The Guardster service, unveiled in 2002, lets you surf without giving away personal information to nosy Web sites. It cloaks you by rewriting your browser's request, sanitizing the resulting pages, and returning them to you. The whole process adds 20 to 50 milliseconds to your browsing experience, but sites you visit can't identify you or your trail.
The advantages of Guardster are clear for people, companies, and even governments that deal in highly sensitive information. But what do Joe and Jane Surfer have to hide?
It's more complicated than that. It is true that subscribers can use the service to keep their employers from seeing what they're doing online at work. And it can help you hide a browser's true history from your significant other.
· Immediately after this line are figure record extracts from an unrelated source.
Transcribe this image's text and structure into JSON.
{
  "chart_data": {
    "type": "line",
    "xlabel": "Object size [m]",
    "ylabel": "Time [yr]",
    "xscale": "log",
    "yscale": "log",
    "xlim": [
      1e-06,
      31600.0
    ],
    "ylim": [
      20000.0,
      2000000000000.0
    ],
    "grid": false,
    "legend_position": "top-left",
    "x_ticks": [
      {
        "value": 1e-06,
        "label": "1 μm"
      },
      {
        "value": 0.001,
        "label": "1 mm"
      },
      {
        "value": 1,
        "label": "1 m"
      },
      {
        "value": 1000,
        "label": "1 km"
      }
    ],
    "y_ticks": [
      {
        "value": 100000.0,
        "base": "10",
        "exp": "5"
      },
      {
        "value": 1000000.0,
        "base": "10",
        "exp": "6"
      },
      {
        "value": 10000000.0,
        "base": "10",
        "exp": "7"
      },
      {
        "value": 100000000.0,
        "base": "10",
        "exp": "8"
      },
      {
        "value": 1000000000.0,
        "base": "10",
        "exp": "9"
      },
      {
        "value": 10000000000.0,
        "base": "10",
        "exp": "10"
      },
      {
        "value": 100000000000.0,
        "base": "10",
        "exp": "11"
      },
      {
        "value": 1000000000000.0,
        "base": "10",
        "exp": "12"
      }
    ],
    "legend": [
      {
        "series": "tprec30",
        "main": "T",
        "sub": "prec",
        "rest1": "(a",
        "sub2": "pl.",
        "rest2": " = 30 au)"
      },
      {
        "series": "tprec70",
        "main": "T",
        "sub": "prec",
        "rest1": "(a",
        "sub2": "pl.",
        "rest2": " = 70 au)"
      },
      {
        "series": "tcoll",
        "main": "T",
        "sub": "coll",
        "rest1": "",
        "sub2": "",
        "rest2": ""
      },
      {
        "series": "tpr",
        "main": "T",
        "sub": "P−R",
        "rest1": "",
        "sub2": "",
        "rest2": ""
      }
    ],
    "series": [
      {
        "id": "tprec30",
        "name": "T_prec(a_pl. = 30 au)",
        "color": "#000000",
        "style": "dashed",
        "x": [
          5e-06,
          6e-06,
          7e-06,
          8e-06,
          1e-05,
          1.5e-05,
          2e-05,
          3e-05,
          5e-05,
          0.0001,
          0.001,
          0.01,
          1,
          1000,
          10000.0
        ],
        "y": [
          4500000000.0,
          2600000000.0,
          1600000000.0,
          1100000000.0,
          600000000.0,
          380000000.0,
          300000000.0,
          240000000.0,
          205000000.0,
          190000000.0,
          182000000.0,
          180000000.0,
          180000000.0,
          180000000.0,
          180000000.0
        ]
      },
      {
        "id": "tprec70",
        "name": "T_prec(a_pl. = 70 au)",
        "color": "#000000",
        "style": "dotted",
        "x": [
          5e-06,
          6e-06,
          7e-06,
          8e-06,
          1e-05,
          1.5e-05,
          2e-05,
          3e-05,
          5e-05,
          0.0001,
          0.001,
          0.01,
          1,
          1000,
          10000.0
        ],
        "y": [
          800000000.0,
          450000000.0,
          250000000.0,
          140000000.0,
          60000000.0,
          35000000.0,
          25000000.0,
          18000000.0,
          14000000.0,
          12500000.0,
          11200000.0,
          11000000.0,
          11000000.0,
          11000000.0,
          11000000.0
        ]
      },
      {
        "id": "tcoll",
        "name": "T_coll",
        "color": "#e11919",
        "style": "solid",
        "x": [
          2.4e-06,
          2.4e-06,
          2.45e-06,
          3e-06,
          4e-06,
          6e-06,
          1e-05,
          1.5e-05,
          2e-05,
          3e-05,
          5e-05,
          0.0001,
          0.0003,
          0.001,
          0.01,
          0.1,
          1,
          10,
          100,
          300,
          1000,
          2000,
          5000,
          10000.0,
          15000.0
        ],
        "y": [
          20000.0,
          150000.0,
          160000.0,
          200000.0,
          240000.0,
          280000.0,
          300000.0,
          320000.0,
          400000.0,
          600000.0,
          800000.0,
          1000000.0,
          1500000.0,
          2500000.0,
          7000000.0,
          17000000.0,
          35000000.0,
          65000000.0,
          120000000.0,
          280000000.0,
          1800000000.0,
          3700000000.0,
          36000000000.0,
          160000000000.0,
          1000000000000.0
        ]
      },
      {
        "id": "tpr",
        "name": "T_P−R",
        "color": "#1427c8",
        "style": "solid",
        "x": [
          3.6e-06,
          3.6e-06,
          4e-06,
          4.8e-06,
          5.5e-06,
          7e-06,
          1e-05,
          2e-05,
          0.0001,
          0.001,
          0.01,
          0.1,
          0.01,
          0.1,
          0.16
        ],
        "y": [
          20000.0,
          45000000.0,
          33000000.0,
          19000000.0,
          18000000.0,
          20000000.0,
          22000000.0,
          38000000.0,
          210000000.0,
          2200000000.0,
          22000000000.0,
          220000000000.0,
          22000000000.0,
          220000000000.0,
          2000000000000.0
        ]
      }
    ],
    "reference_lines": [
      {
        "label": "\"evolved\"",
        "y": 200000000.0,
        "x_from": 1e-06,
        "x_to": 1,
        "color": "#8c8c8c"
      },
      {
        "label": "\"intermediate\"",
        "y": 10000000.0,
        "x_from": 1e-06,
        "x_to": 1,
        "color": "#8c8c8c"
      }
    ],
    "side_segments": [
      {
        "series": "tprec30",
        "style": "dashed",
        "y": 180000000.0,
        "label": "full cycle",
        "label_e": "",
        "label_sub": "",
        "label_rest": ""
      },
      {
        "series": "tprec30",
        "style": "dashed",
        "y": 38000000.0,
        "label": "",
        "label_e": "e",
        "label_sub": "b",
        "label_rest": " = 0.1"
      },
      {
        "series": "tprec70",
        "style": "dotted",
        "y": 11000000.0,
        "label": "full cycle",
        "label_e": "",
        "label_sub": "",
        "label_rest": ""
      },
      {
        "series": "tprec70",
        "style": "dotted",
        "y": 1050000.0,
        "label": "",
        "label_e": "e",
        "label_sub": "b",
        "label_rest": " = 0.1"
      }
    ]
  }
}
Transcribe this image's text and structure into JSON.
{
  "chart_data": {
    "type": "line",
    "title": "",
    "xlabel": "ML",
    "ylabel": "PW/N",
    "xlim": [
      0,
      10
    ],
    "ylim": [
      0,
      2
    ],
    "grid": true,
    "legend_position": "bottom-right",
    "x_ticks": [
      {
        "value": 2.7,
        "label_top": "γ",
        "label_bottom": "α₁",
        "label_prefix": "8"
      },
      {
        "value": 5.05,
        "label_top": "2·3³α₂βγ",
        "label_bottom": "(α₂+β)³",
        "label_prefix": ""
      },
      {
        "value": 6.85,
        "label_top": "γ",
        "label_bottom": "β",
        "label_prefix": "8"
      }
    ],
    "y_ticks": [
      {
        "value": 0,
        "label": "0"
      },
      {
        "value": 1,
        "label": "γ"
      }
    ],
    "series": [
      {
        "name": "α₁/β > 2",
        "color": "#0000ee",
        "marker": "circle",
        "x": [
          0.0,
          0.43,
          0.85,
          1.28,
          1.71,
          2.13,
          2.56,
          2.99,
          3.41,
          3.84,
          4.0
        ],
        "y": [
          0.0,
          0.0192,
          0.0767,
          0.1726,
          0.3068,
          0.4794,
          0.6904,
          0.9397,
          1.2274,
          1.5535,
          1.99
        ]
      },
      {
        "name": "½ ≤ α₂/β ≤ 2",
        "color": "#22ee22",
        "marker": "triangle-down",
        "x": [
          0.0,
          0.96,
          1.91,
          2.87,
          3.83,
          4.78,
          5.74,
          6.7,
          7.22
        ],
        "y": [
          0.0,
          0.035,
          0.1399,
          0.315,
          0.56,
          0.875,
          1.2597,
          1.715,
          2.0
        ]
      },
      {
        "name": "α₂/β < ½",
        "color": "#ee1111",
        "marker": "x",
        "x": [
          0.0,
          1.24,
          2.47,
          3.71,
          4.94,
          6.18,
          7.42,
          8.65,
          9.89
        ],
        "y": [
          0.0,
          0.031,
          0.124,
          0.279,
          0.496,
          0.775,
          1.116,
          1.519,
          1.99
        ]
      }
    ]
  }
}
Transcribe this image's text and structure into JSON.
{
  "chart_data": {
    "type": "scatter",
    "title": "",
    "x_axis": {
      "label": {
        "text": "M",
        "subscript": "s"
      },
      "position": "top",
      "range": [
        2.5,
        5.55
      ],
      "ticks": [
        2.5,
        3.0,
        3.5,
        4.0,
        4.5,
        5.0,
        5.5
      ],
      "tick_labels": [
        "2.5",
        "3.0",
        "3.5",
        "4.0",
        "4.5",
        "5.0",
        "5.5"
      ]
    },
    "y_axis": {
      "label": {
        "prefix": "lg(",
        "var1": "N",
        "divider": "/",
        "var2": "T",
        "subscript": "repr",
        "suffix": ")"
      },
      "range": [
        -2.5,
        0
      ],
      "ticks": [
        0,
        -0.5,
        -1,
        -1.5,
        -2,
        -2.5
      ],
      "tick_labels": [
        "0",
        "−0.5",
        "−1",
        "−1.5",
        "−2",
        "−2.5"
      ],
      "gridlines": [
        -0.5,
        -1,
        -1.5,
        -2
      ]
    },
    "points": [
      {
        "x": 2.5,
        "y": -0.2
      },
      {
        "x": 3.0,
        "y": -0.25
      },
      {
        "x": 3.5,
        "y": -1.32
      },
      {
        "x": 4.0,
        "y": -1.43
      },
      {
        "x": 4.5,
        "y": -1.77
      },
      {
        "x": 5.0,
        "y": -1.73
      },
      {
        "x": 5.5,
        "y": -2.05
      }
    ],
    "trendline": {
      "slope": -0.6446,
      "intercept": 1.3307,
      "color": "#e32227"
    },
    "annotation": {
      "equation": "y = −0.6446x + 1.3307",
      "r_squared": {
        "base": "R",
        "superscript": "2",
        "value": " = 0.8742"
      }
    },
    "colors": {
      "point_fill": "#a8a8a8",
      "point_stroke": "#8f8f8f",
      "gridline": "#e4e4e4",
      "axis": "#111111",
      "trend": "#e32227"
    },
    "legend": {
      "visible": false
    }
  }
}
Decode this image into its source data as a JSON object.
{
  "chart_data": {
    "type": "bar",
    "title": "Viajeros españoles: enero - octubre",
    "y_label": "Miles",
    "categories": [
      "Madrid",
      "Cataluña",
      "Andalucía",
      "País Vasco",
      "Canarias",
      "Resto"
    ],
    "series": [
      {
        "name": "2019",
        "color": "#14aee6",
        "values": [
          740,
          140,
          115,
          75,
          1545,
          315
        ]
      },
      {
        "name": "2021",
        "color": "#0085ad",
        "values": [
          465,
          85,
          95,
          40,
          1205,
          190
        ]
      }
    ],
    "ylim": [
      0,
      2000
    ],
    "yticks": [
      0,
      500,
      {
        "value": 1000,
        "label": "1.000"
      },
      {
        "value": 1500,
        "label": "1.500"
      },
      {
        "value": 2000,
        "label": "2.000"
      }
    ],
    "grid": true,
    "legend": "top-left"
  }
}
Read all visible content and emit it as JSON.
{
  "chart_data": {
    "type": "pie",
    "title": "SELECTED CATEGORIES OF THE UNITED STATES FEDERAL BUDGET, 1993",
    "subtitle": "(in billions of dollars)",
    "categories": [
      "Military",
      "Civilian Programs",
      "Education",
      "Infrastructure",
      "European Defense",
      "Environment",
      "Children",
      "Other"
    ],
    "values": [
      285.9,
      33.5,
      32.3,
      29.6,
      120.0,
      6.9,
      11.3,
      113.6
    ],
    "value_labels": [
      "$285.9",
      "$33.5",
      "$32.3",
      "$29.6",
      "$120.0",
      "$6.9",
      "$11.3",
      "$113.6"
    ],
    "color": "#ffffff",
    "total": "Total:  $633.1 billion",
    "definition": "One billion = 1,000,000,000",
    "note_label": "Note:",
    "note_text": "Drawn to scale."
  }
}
But Guardster's mission is to protect your information from the outside world. This is especially true with the explosion of Spyware on the Web.
Most people are aware that there are privacy issues on the Internet, but the reality is that information gathering is now ubiquitous. More than 90 percent of Web sites gather information, and with new technologies, such as Web bugs, you don't even have to see an ad to be tracked.
People may see no harm in advertisers taking a little information here or there. Over time, however, the accumulated information is significant. And the Internet has a long memory.
Google archives the entire Internet. Anything you say in a chat room is part of history. With the cost of storage dropping, companies are likely to just hang onto that data. It's a scary situation. People aren't thinking about that.
Guardster provides its users with the security of knowing that all the world only sees its server and not the user's actual information. Guardster also provides tools for encrypting all data between the user and the Guardster servers and to other Guardster users.